Strange, that shouln’t happen. I’m wondering what is happening here.

Just to confirm, if you remove the LanguageModelFeaturizer component, does the error persist? I’m wondering if there’s a mismatch between the tokeniser and the language model.

Could you confirm the Rasa version here? Also the huggingface version?

rasa --version
pip freeze | grep huggingface

Related, I just merged a PR for spaCy. Soon, you should also be able to get pre-trained language models for chinese via spaCy tooling as well.

2 Likes

Yes, no error is raised after remove the LanguageModelFeaturizer component and the training is completed smoothly.

For the rasa --version, I have got:

> Rasa SDK Version : 2.4.0
> Rasa X Version   : None
> Python Version   : 3.8.2

and for pip freeze | grep huggingface, I cannot find the package but I have got transformers in pip: transformers==4.2.2

Happy to know the update for spaCy! I tried it before and I was quite sad when it told me SpacyNLP did not support Chinese currently.

Thanks a lot!

Strange.

One thing to perhaps try out, could you try using these settings?

pipeline:
  - name: LanguageModelFeaturizer
    # Name of the language model to use
    model_name: "bert"
    # Pre-Trained weights to be loaded
    model_weights: "rasa/LaBSE"

I’m mentioning this model because it is explicitly mentioned in our docs and the LaBSE model is trained for the multi-language base. One of the languages it was trained on is Chinese, so this might be an alternative to try.

Sorry for the late reply and I have tried your setting with LaBSE finally, but it gave me the same issue as the BERT model when training the component of DIETClassifier:

tensorflow.python.framework.errors_impl.InvalidArgumentError:  All dimensions except 2 must match. Input 1 has shape [64 13 768] and doesn't match input 0
 with shape [64 21 128].
         [[node gradient_tape/ConcatOffset_1 (defined at C:\Users\p768l\AppData\Roaming\Python\Python38\site-packages\rasa\utils\tensorflow\models.py:157)
 ]] [Op:__inference_train_function_54635]

Function call stack:
train_function

And for your information, I can train and run the pipeline with both BERT and LaBSE if I replace the DIETClassifier with SklearnIntentClassifier and CRFEntityExtractor.

Thanks a lot!

1 Like

Hi Wai Yin Li,

I’m now wondering if this is perhaps a bug that we should investigate. Is it possible for you to send me a minimum viable example of nlu.yml and config.yml that I might be able to run locally? If I can confirm the error I’ll gladly start a GitHub issue for it.

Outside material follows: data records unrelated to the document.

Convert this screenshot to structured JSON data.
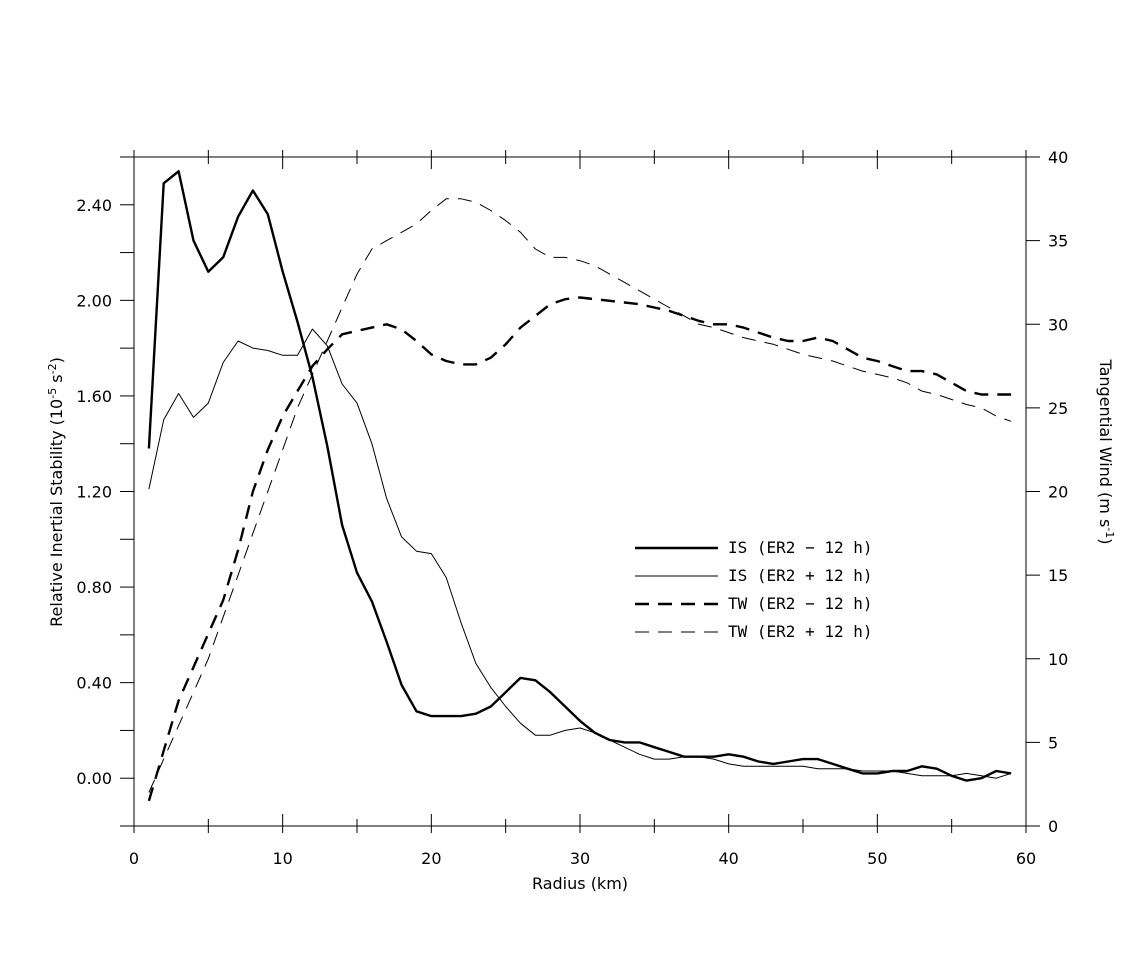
{
  "chart_data": {
    "type": "line",
    "xlabel": "Radius (km)",
    "ylabel_left": "Relative Inertial Stability (10",
    "ylabel_left_exp1": "-5",
    "ylabel_left_mid": " s",
    "ylabel_left_exp2": "-2",
    "ylabel_left_end": ")",
    "ylabel_right": "Tangential Wind (m s",
    "ylabel_right_exp": "-1",
    "ylabel_right_end": ")",
    "xlim": [
      0,
      60
    ],
    "ylim_left": [
      -0.2,
      2.6
    ],
    "ylim_right": [
      0,
      40
    ],
    "x_ticks": [
      0,
      10,
      20,
      30,
      40,
      50,
      60
    ],
    "x_tick_labels": [
      "0",
      "10",
      "20",
      "30",
      "40",
      "50",
      "60"
    ],
    "left_ticks": [
      0.0,
      0.4,
      0.8,
      1.2,
      1.6,
      2.0,
      2.4
    ],
    "left_tick_labels": [
      "0.00",
      "0.40",
      "0.80",
      "1.20",
      "1.60",
      "2.00",
      "2.40"
    ],
    "right_ticks": [
      0,
      5,
      10,
      15,
      20,
      25,
      30,
      35,
      40
    ],
    "right_tick_labels": [
      "0",
      "5",
      "10",
      "15",
      "20",
      "25",
      "30",
      "35",
      "40"
    ],
    "grid": false,
    "legend_position": "center-right",
    "series": [
      {
        "name": "IS (ER2 − 12 h)",
        "axis": "left",
        "style": "solid-thick",
        "x": [
          1,
          2,
          3,
          4,
          5,
          6,
          7,
          8,
          9,
          10,
          11,
          12,
          13,
          14,
          15,
          16,
          17,
          18,
          19,
          20,
          21,
          22,
          23,
          24,
          25,
          26,
          27,
          28,
          29,
          30,
          31,
          32,
          33,
          34,
          35,
          36,
          37,
          38,
          39,
          40,
          41,
          42,
          43,
          44,
          45,
          46,
          47,
          48,
          49,
          50,
          51,
          52,
          53,
          54,
          55,
          56,
          57,
          58,
          59
        ],
        "values": [
          1.38,
          2.49,
          2.54,
          2.25,
          2.12,
          2.18,
          2.35,
          2.46,
          2.36,
          2.12,
          1.91,
          1.68,
          1.39,
          1.06,
          0.86,
          0.74,
          0.57,
          0.39,
          0.28,
          0.26,
          0.26,
          0.26,
          0.27,
          0.3,
          0.36,
          0.42,
          0.41,
          0.36,
          0.3,
          0.24,
          0.19,
          0.16,
          0.15,
          0.15,
          0.13,
          0.11,
          0.09,
          0.09,
          0.09,
          0.1,
          0.09,
          0.07,
          0.06,
          0.07,
          0.08,
          0.08,
          0.06,
          0.04,
          0.02,
          0.02,
          0.03,
          0.03,
          0.05,
          0.04,
          0.01,
          -0.01,
          0.0,
          0.03,
          0.02
        ]
      },
      {
        "name": "IS (ER2 + 12 h)",
        "axis": "left",
        "style": "solid-thin",
        "x": [
          1,
          2,
          3,
          4,
          5,
          6,
          7,
          8,
          9,
          10,
          11,
          12,
          13,
          14,
          15,
          16,
          17,
          18,
          19,
          20,
          21,
          22,
          23,
          24,
          25,
          26,
          27,
          28,
          29,
          30,
          31,
          32,
          33,
          34,
          35,
          36,
          37,
          38,
          39,
          40,
          41,
          42,
          43,
          44,
          45,
          46,
          47,
          48,
          49,
          50,
          51,
          52,
          53,
          54,
          55,
          56,
          57,
          58,
          59
        ],
        "values": [
          1.21,
          1.5,
          1.61,
          1.51,
          1.57,
          1.74,
          1.83,
          1.8,
          1.79,
          1.77,
          1.77,
          1.88,
          1.81,
          1.65,
          1.57,
          1.4,
          1.17,
          1.01,
          0.95,
          0.94,
          0.84,
          0.65,
          0.48,
          0.38,
          0.3,
          0.23,
          0.18,
          0.18,
          0.2,
          0.21,
          0.19,
          0.16,
          0.13,
          0.1,
          0.08,
          0.08,
          0.09,
          0.09,
          0.08,
          0.06,
          0.05,
          0.05,
          0.05,
          0.05,
          0.05,
          0.04,
          0.04,
          0.04,
          0.03,
          0.03,
          0.03,
          0.02,
          0.01,
          0.01,
          0.01,
          0.02,
          0.01,
          0.0,
          0.02
        ]
      },
      {
        "name": "TW (ER2 − 12 h)",
        "axis": "right",
        "style": "dashed-thick",
        "x": [
          1,
          2,
          3,
          4,
          5,
          6,
          7,
          8,
          9,
          10,
          11,
          12,
          13,
          14,
          15,
          16,
          17,
          18,
          19,
          20,
          21,
          22,
          23,
          24,
          25,
          26,
          27,
          28,
          29,
          30,
          31,
          32,
          33,
          34,
          35,
          36,
          37,
          38,
          39,
          40,
          41,
          42,
          43,
          44,
          45,
          46,
          47,
          48,
          49,
          50,
          51,
          52,
          53,
          54,
          55,
          56,
          57,
          58,
          59
        ],
        "values": [
          1.5,
          4.5,
          7.5,
          9.5,
          11.5,
          13.5,
          16.5,
          20.0,
          22.5,
          24.5,
          26.0,
          27.5,
          28.5,
          29.4,
          29.6,
          29.8,
          30.0,
          29.7,
          29.0,
          28.2,
          27.8,
          27.6,
          27.6,
          28.0,
          28.8,
          29.8,
          30.5,
          31.2,
          31.5,
          31.6,
          31.5,
          31.4,
          31.3,
          31.2,
          31.0,
          30.8,
          30.5,
          30.2,
          30.0,
          30.0,
          29.8,
          29.5,
          29.2,
          29.0,
          29.0,
          29.2,
          29.0,
          28.5,
          28.0,
          27.8,
          27.5,
          27.2,
          27.2,
          27.0,
          26.5,
          26.0,
          25.8,
          25.8,
          25.8
        ]
      },
      {
        "name": "TW (ER2 + 12 h)",
        "axis": "right",
        "style": "dashed-thin",
        "x": [
          1,
          2,
          3,
          4,
          5,
          6,
          7,
          8,
          9,
          10,
          11,
          12,
          13,
          14,
          15,
          16,
          17,
          18,
          19,
          20,
          21,
          22,
          23,
          24,
          25,
          26,
          27,
          28,
          29,
          30,
          31,
          32,
          33,
          34,
          35,
          36,
          37,
          38,
          39,
          40,
          41,
          42,
          43,
          44,
          45,
          46,
          47,
          48,
          49,
          50,
          51,
          52,
          53,
          54,
          55,
          56,
          57,
          58,
          59
        ],
        "values": [
          2.0,
          4.0,
          6.0,
          8.0,
          10.0,
          12.5,
          15.0,
          17.5,
          20.0,
          22.5,
          25.0,
          27.0,
          29.0,
          31.0,
          33.0,
          34.5,
          35.0,
          35.5,
          36.0,
          36.8,
          37.5,
          37.5,
          37.3,
          36.8,
          36.2,
          35.5,
          34.5,
          34.0,
          34.0,
          33.8,
          33.5,
          33.0,
          32.5,
          32.0,
          31.5,
          31.0,
          30.5,
          30.0,
          29.8,
          29.5,
          29.2,
          29.0,
          28.8,
          28.5,
          28.2,
          28.0,
          27.8,
          27.5,
          27.2,
          27.0,
          26.8,
          26.5,
          26.0,
          25.8,
          25.5,
          25.2,
          25.0,
          24.5,
          24.2
        ]
      }
    ]
  },
  "colors": {
    "line": "#000000",
    "background": "#ffffff"
  }
}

The error is originating from the concatenation of sequence features in DIET Classifier from two featurizers that differ in the number of tokens (batch size x tokens x embedding).

I am able to reproduce with a custom component that uses a tokenizer not in the NLU pipeline. There is likely a similar issue occurring between the Jieba Tokenizer and the tokenizer in the LanguageModelFeaturizer.

@p768lwy3, did using the spacy tokenizer resolve this issue?

2 Likes

I also encountered this error. After a long time of modification, it was still useless, so I had to give up using Diet :pensive:

I encountered the same problem when testing with cross-validation. The curious thing was that some models worked others didn’t. After a long time investigating I found the problem in my nlu data. We use automated scripts that read our excel files with the nlu data and write them in rasa nlu format and also label our entities in the process. For some reason the scripts sometimes introduce a space between the words that is not a whitespace. You will only see it when your IDE is set to show the white-spaces. Maybe this helps when you are investigating.